Ronald L. Mize is currently Assistant Professor of Latino Studies and Development Sociology at Cornell University. He was the main Principal Investigator, from 2000 to 2004, for the CSU-San Marcos-San Diego Head Start Higher Education Partnership funded by the DHHS-Administration on Children Youth and Families. He has previously taught sociology, ethnic studies, and history at University of Saint Francis-Fort Wayne, CSU-San Marcos, University of California San Diego, Southwestern College, Colorado State University, and University of Wisconsin Rock County. His research is on the historical and contemporary lived experiences of Chicano/a and Mexican immigrant communities. He has published in Latino Studies Journal, Cleveland State Law Review, Ambulatory Pediatrics, Contemporary Sociology, Rural Sociology and several encyclopedias. He is currently working on two manuscripts: the first on the US-Mexico Bracero Program as recollected by former contract workers and the second, a history of the US consumption of Mexican immigrant labor from 1942 to the present (with Alicia Swords and Chris Zepeda).

Mize's scholarly research focuses on the historical origins of racial and class oppression in the lives of Mexicano/as residing in the United States.
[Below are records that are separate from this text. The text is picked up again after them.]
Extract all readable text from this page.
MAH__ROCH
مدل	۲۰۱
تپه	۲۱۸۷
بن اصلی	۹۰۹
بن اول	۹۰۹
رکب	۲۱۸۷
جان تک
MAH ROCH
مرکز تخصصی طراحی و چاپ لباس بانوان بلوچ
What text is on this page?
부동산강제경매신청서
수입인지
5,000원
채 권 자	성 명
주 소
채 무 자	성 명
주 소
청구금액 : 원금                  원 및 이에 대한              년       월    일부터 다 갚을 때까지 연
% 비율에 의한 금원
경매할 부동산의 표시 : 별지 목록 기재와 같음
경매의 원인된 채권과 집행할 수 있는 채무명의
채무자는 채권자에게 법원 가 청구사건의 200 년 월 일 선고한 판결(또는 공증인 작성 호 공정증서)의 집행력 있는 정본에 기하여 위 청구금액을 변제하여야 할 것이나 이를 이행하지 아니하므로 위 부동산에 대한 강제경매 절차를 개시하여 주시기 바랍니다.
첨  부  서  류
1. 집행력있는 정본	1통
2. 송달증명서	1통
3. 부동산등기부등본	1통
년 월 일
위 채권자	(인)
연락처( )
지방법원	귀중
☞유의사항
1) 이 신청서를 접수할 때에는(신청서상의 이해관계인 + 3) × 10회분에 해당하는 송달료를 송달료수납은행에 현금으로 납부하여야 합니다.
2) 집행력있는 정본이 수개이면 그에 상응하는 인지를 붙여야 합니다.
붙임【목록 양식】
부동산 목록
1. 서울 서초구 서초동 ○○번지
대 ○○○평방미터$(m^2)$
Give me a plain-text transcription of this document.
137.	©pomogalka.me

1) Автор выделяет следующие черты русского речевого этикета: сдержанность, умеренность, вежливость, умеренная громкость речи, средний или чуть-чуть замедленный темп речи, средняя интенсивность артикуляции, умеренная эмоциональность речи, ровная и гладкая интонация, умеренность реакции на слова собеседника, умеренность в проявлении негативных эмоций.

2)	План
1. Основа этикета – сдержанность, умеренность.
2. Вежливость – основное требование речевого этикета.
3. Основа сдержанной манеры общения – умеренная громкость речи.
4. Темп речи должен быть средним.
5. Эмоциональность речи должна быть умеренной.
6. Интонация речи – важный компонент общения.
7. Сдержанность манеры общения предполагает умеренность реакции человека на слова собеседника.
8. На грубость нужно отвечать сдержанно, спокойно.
Due to the reliance on Mexican labor in the rural industries of agriculture, mining, and railroad construction, his historical research explores the class and race formations of Anglo-Chicano relations as they relate to these sectors of rural spaces and the economy. He investigates the degree to which contemporary immigrant labor is informed by the history of Mexican incorporation into the rural United States. Mize seeks to understand the underlying assumptions about nation, race, identity, gender and class in how the public forms our opinions about immigration and part of his hope is to carve out a new paradigm for understanding both the political economy and culture of immigration as well as its interconnections.